To preserve Orenges, Lemmons, and Pomecitrons. First shave your Orenges finely, and put them into water two dayes and two nights, changing your water three times a day then perboyle them in three severall waters, then take so much water as you think convenient for the quantity of your orenges then put in for every pound of Orenges, one pound & a half of sugar into the water, and put in two whites of Egs & beat them altogither, then set them on the fire in a brasse vessel, and when they boile, scum them very clean, and cleane them through a Jellye bag then set it on the fire & put in the orenges. Use walnuts in like manner and use Lemmons & Pomecitrons in like sort, but they must lye in water but one night. A Book of Cookery, 1591
This preserve is nice spread on cheese or even waffles.
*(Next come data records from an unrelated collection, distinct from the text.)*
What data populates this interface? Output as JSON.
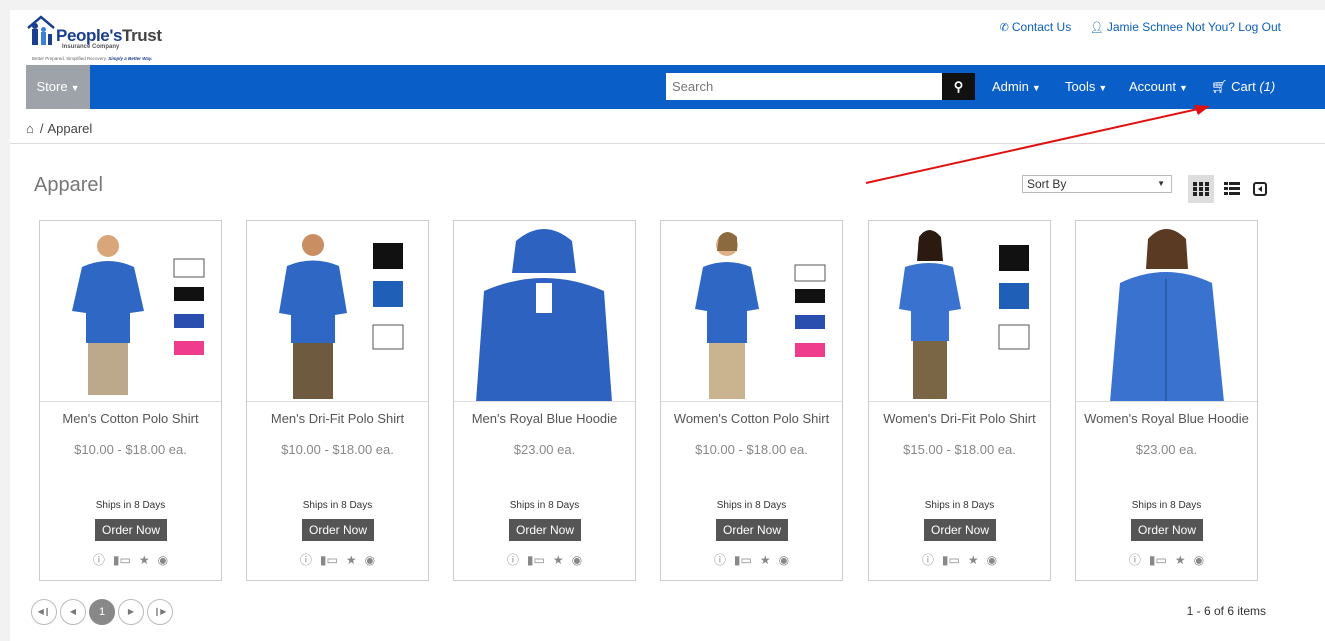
{
  "header": {
    "logo_name_1": "People's",
    "logo_name_2": "Trust",
    "logo_sub": "Insurance Company",
    "logo_tag_1": "Better Prepared. Simplified Recovery.",
    "logo_tag_2": "Simply a Better Way.",
    "contact_label": "Contact Us",
    "user_label": "Jamie Schnee Not You? Log Out"
  },
  "nav": {
    "store_label": "Store",
    "search_placeholder": "Search",
    "admin_label": "Admin",
    "tools_label": "Tools",
    "account_label": "Account",
    "cart_label": "Cart",
    "cart_count": "(1)"
  },
  "breadcrumb": {
    "current": "Apparel"
  },
  "main": {
    "title": "Apparel",
    "sort_label": "Sort By"
  },
  "products": [
    {
      "name": "Men's Cotton Polo Shirt",
      "price": "$10.00 - $18.00 ea.",
      "ships": "Ships in 8 Days",
      "order_label": "Order Now",
      "swatches": [
        "White",
        "Black",
        "Royal",
        "Tropical Pink"
      ]
    },
    {
      "name": "Men's Dri-Fit Polo Shirt",
      "price": "$10.00 - $18.00 ea.",
      "ships": "Ships in 8 Days",
      "order_label": "Order Now",
      "swatches": [
        "Black",
        "Royal Blue",
        "White"
      ]
    },
    {
      "name": "Men's Royal Blue Hoodie",
      "price": "$23.00 ea.",
      "ships": "Ships in 8 Days",
      "order_label": "Order Now",
      "swatches": []
    },
    {
      "name": "Women's Cotton Polo Shirt",
      "price": "$10.00 - $18.00 ea.",
      "ships": "Ships in 8 Days",
      "order_label": "Order Now",
      "swatches": [
        "White",
        "Black",
        "Royal",
        "Tropical Pink"
      ]
    },
    {
      "name": "Women's Dri-Fit Polo Shirt",
      "price": "$15.00 - $18.00 ea.",
      "ships": "Ships in 8 Days",
      "order_label": "Order Now",
      "swatches": [
        "Black",
        "Royal Blue",
        "White"
      ]
    },
    {
      "name": "Women's Royal Blue Hoodie",
      "price": "$23.00 ea.",
      "ships": "Ships in 8 Days",
      "order_label": "Order Now",
      "swatches": []
    }
  ],
  "pager": {
    "current_page": "1",
    "item_count": "1 - 6 of 6 items"
  },
  "colors": {
    "nav_blue": "#0a5ec8",
    "store_gray": "#9ea3a9",
    "button_gray": "#555555",
    "annotation_red": "#e01010",
    "shirt_blue": "#2e68c4"
  }
}
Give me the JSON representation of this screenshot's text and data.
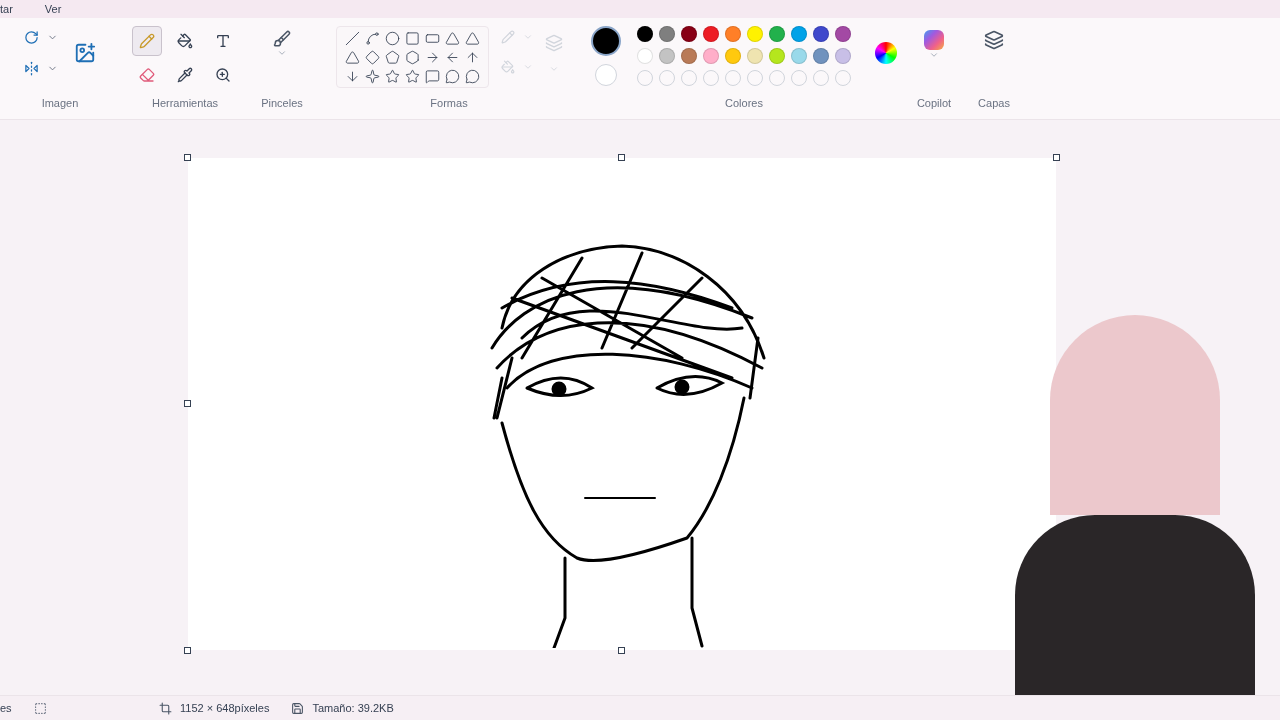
{
  "menu": [
    "tar",
    "Ver"
  ],
  "tools": [
    {
      "kind": "pencil",
      "selected": true
    },
    {
      "kind": "fill",
      "selected": false
    },
    {
      "kind": "text",
      "selected": false
    },
    {
      "kind": "eraser",
      "selected": false
    },
    {
      "kind": "picker",
      "selected": false
    },
    {
      "kind": "zoom",
      "selected": false
    }
  ],
  "groups": {
    "image": "Imagen",
    "tools": "Herramientas",
    "brushes": "Pinceles",
    "shapes": "Formas",
    "colors": "Colores",
    "copilot": "Copilot",
    "layers": "Capas"
  },
  "current_colors": [
    {
      "color": "#000000",
      "selected": true
    },
    {
      "color": "#ffffff",
      "selected": false
    }
  ],
  "swatches": [
    {
      "kind": "color",
      "color": "#000000"
    },
    {
      "kind": "color",
      "color": "#7f7f7f"
    },
    {
      "kind": "color",
      "color": "#880015"
    },
    {
      "kind": "color",
      "color": "#ed1c24"
    },
    {
      "kind": "color",
      "color": "#ff7f27"
    },
    {
      "kind": "color",
      "color": "#fff200"
    },
    {
      "kind": "color",
      "color": "#22b14c"
    },
    {
      "kind": "color",
      "color": "#00a2e8"
    },
    {
      "kind": "color",
      "color": "#3f48cc"
    },
    {
      "kind": "color",
      "color": "#a349a4"
    },
    {
      "kind": "color",
      "color": "#ffffff"
    },
    {
      "kind": "color",
      "color": "#c3c3c3"
    },
    {
      "kind": "color",
      "color": "#b97a57"
    },
    {
      "kind": "color",
      "color": "#ffaec9"
    },
    {
      "kind": "color",
      "color": "#ffc90e"
    },
    {
      "kind": "color",
      "color": "#efe4b0"
    },
    {
      "kind": "color",
      "color": "#b5e61d"
    },
    {
      "kind": "color",
      "color": "#99d9ea"
    },
    {
      "kind": "color",
      "color": "#7092be"
    },
    {
      "kind": "color",
      "color": "#c8bfe7"
    },
    {
      "kind": "empty"
    },
    {
      "kind": "empty"
    },
    {
      "kind": "empty"
    },
    {
      "kind": "empty"
    },
    {
      "kind": "empty"
    },
    {
      "kind": "empty"
    },
    {
      "kind": "empty"
    },
    {
      "kind": "empty"
    },
    {
      "kind": "empty"
    },
    {
      "kind": "empty"
    }
  ],
  "status_bar": {
    "left": "es",
    "dimensions": "1152 × 648píxeles",
    "size": "Tamaño: 39.2KB"
  }
}
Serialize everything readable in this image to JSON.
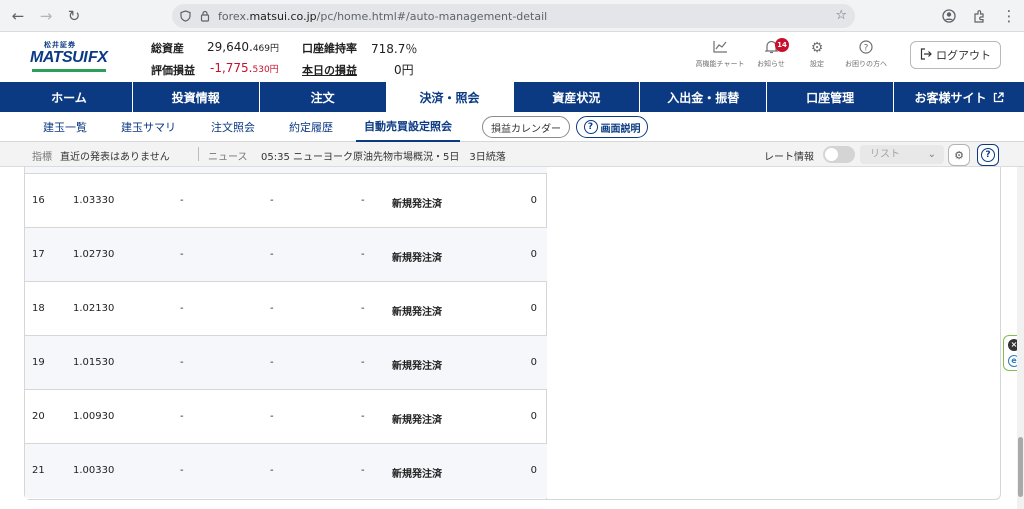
{
  "browser": {
    "url_prefix": "forex.",
    "url_domain": "matsui.co.jp",
    "url_path": "/pc/home.html#/auto-management-detail"
  },
  "header": {
    "logo_small": "松井証券",
    "logo_big_1": "MATSUI",
    "logo_big_2": "FX",
    "total_assets_label": "総資産",
    "total_assets_value": "29,640.",
    "total_assets_decimal": "469円",
    "margin_rate_label": "口座維持率",
    "margin_rate_value": "718.7％",
    "unrealized_label": "評価損益",
    "unrealized_value": "-1,775.",
    "unrealized_decimal": "530円",
    "today_pl_label": "本日の損益",
    "today_pl_value": "0円",
    "icons": [
      {
        "label": "高機能チャート"
      },
      {
        "label": "お知らせ",
        "badge": "14"
      },
      {
        "label": "設定"
      },
      {
        "label": "お困りの方へ"
      }
    ],
    "logout_label": "ログアウト"
  },
  "main_nav": [
    "ホーム",
    "投資情報",
    "注文",
    "決済・照会",
    "資産状況",
    "入出金・振替",
    "口座管理",
    "お客様サイト"
  ],
  "main_nav_active": 3,
  "sub_nav": {
    "items": [
      "建玉一覧",
      "建玉サマリ",
      "注文照会",
      "約定履歴",
      "自動売買設定照会"
    ],
    "active": 4,
    "calendar_label": "損益カレンダー",
    "help_label": "画面説明"
  },
  "ticker": {
    "indicator_label": "指標",
    "indicator_text": "直近の発表はありません",
    "news_label": "ニュース",
    "news_text": "05:35 ニューヨーク原油先物市場概況・5日　3日続落",
    "rate_label": "レート情報",
    "list_placeholder": "リスト"
  },
  "table": {
    "rows": [
      [
        "16",
        "1.03330",
        "-",
        "-",
        "-",
        "新規発注済",
        "0"
      ],
      [
        "17",
        "1.02730",
        "-",
        "-",
        "-",
        "新規発注済",
        "0"
      ],
      [
        "18",
        "1.02130",
        "-",
        "-",
        "-",
        "新規発注済",
        "0"
      ],
      [
        "19",
        "1.01530",
        "-",
        "-",
        "-",
        "新規発注済",
        "0"
      ],
      [
        "20",
        "1.00930",
        "-",
        "-",
        "-",
        "新規発注済",
        "0"
      ],
      [
        "21",
        "1.00330",
        "-",
        "-",
        "-",
        "新規発注済",
        "0"
      ]
    ]
  },
  "colors": {
    "brand_navy": "#0b3a83",
    "negative_red": "#c8102e",
    "badge_red": "#c8102e"
  }
}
Once opened keep in fridge, it goes badspoils quickly once you open it.
* 1 cup of shelled walnuts (whole or pieces)
* 2 cups of sugar
* 2 egg whites
1) Soak the walnuts in water for one day, changing water frequently.
2) Strain walnuts and then roughly dry them off with a towel to remove skins.
3) Whisk together 2 cups of water, 2 egg whites, and 2 cups of sugar in a sauce pan and bring to boil, stirring constantly.
4) Pour mixture through wire strainer to remove egg whites.
5) Add walnuts and bring mixture to boil again, stirring frequently.
6) Boil fruit mixture for 5 minutes.
7) Store Pour nuts and syrup mixture into hot, sterile jars, seal and store in a cool, dry place.